The leaders of Turkey and Canada discussed steps to enhance trade volume and resolve issues regarding the defense industry, the Turkish Directorate of Communications said Friday.

Recep Tayyip Erdogan told Justin Trudeau during a telephone conversation that the suspension of a number of exports because of the Armenia-Azerbaijan conflict has damaged the spirit of the alliance between Turkey and Canada, according to a statement.

The Turkish president said the root cause of the conflict was the 30-year Armenian occupation of Upper Karabakh and that Baku’s military campaign is within its territory that is recognized by the international community.

Nagorno-Karabakh conflict

The recent clashes erupted between the two countries on Sept. 27, and since then, Armenia has continued its attacks on civilians and Azerbaijani forces.

Azerbaijan’s Prosecutor General’s Office said on Friday that at least 47 civilians had been killed and 222 injured due to the fresh Armenian attacks.

Relations between the two former Soviet republics have been tense since 1991 when the Armenian military occupied Upper Karabakh, or Nagorno-Karabakh, an internationally recognized territory of Azerbaijan.

The OSCE Minsk Group — co-chaired by France, Russia, and the US — was formed in 1992 to find a peaceful solution to the conflict, but to no avail.

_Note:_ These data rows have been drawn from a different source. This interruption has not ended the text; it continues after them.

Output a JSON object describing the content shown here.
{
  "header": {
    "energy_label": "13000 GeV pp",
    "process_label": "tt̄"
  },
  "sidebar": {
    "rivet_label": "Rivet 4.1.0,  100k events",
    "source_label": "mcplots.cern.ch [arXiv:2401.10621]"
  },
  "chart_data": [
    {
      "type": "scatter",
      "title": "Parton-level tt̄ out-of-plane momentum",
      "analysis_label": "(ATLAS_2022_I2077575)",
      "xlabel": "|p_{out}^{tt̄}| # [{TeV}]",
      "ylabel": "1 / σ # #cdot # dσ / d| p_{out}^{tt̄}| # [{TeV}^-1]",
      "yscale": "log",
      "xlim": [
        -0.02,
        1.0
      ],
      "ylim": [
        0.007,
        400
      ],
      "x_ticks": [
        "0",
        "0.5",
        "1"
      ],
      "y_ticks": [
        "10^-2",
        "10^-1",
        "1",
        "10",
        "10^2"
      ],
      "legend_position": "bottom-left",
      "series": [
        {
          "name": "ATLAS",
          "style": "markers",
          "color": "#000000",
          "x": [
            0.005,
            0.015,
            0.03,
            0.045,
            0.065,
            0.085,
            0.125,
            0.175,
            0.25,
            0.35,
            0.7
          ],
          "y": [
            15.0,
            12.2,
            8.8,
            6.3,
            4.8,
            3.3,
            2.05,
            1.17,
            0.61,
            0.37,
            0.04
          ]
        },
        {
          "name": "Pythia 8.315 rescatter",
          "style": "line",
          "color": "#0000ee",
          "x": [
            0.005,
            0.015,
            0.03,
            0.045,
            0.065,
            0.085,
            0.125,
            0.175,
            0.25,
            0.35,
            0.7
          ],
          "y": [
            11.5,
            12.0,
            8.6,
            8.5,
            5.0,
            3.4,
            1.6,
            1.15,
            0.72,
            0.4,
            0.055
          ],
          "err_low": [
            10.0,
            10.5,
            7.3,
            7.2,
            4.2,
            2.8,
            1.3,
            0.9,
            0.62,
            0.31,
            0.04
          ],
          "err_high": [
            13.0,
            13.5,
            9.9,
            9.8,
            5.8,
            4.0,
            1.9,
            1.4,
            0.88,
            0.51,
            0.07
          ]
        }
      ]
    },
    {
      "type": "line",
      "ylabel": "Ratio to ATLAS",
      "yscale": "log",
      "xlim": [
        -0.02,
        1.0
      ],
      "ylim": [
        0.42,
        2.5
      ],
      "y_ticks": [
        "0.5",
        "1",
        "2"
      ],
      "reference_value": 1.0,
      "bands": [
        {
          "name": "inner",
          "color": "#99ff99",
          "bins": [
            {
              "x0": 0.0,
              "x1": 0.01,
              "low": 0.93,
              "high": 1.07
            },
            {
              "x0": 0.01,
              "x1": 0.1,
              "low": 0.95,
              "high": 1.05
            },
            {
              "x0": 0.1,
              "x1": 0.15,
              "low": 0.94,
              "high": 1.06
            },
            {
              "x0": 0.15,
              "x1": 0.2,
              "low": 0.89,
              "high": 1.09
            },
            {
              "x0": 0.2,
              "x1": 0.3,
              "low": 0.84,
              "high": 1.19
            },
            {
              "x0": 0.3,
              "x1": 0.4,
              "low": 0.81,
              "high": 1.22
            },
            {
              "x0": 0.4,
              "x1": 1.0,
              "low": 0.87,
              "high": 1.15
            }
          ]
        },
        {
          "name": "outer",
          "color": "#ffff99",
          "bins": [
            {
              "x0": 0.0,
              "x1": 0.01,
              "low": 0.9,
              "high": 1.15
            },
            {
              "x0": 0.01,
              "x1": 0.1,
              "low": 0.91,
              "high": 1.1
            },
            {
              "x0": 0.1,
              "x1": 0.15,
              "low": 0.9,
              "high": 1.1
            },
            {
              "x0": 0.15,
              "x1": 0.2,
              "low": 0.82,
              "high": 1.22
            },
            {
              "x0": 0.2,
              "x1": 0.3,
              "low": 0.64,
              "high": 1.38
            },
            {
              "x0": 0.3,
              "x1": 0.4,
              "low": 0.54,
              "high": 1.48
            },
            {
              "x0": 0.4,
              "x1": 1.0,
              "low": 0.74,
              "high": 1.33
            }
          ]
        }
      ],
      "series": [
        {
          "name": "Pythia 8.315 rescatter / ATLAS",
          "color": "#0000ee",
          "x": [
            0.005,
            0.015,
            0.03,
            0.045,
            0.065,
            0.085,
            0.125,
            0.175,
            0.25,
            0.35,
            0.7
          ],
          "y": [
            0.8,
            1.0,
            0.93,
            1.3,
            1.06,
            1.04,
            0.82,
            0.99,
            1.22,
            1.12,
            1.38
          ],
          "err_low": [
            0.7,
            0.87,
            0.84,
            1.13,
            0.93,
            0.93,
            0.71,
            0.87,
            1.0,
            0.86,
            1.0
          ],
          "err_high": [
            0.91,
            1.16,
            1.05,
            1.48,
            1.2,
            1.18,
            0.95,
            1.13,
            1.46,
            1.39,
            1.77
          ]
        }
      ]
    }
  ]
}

A cease-fire, however, was agreed to in 1994. Multiple UN resolutions, as well as international organizations, demand the withdrawal of the occupying forces.

World powers, including Russia, France, and the US, have urged a new cease-fire. Turkey, meanwhile, has supported Baku’s right to self-defense and demanded the withdrawal of Armenia’s occupying forces.

About 20% of Azerbaijan’s territory has remained under illegal Armenian occupation for nearly three decades.